Ready for educational deployment and industry adoption.
Remove backward compatibility aliases and enforce PyTorch-consistent naming:
- Remove Dense = Linear alias in Module 04 (layers)
- Update all Dense references to Linear in Modules 02, 08, 09, 18, 21
- Remove MaxPool2d = MaxPool2D alias in Module 17 (quantization)

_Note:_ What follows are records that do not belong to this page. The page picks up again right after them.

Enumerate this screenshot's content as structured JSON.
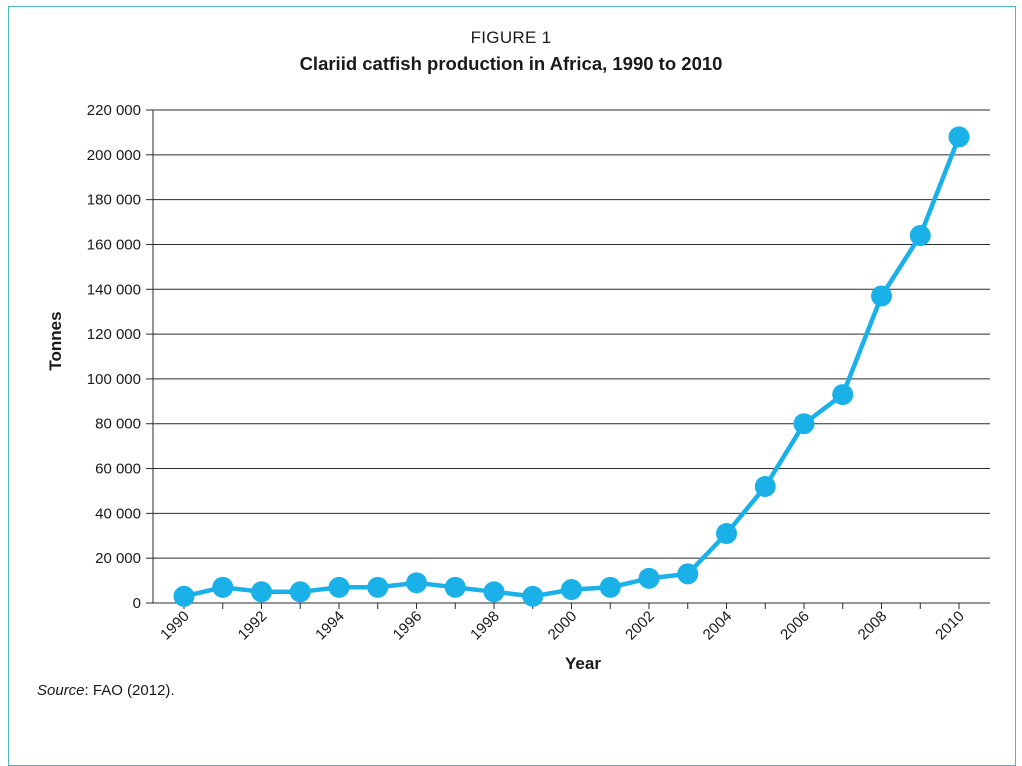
{
  "figure": {
    "label": "FIGURE 1",
    "source_prefix": "Source",
    "source_text": ": FAO (2012)."
  },
  "colors": {
    "series": "#1ab0e8",
    "frame": "#4fb7c3",
    "grid": "#2b2b2b"
  },
  "chart_data": {
    "type": "line",
    "title": "Clariid catfish production in Africa, 1990 to 2010",
    "xlabel": "Year",
    "ylabel": "Tonnes",
    "ylim": [
      0,
      220000
    ],
    "y_ticks": [
      0,
      20000,
      40000,
      60000,
      80000,
      100000,
      120000,
      140000,
      160000,
      180000,
      200000,
      220000
    ],
    "y_tick_labels": [
      "0",
      "20 000",
      "40 000",
      "60 000",
      "80 000",
      "100 000",
      "120 000",
      "140 000",
      "160 000",
      "180 000",
      "200 000",
      "220 000"
    ],
    "x": [
      1990,
      1991,
      1992,
      1993,
      1994,
      1995,
      1996,
      1997,
      1998,
      1999,
      2000,
      2001,
      2002,
      2003,
      2004,
      2005,
      2006,
      2007,
      2008,
      2009,
      2010
    ],
    "x_tick_labels": [
      "1990",
      "1992",
      "1994",
      "1996",
      "1998",
      "2000",
      "2002",
      "2004",
      "2006",
      "2008",
      "2010"
    ],
    "x_tick_years": [
      1990,
      1992,
      1994,
      1996,
      1998,
      2000,
      2002,
      2004,
      2006,
      2008,
      2010
    ],
    "series": [
      {
        "values": [
          3000,
          7000,
          5000,
          5000,
          7000,
          7000,
          9000,
          7000,
          5000,
          3000,
          6000,
          7000,
          11000,
          13000,
          31000,
          52000,
          80000,
          93000,
          137000,
          164000,
          208000
        ]
      }
    ],
    "grid": true,
    "legend": false
  }
}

- Standardize fc/dense_weights to linear_weights in Module 18 (compression)
Benefits:
- Eliminates naming confusion between Dense/Linear terminology
- Aligns with PyTorch production patterns (nn.Linear)
- Reduces cognitive load with single consistent naming convention
- Improves student transfer to real ML frameworks
All modules tested and functionality preserved.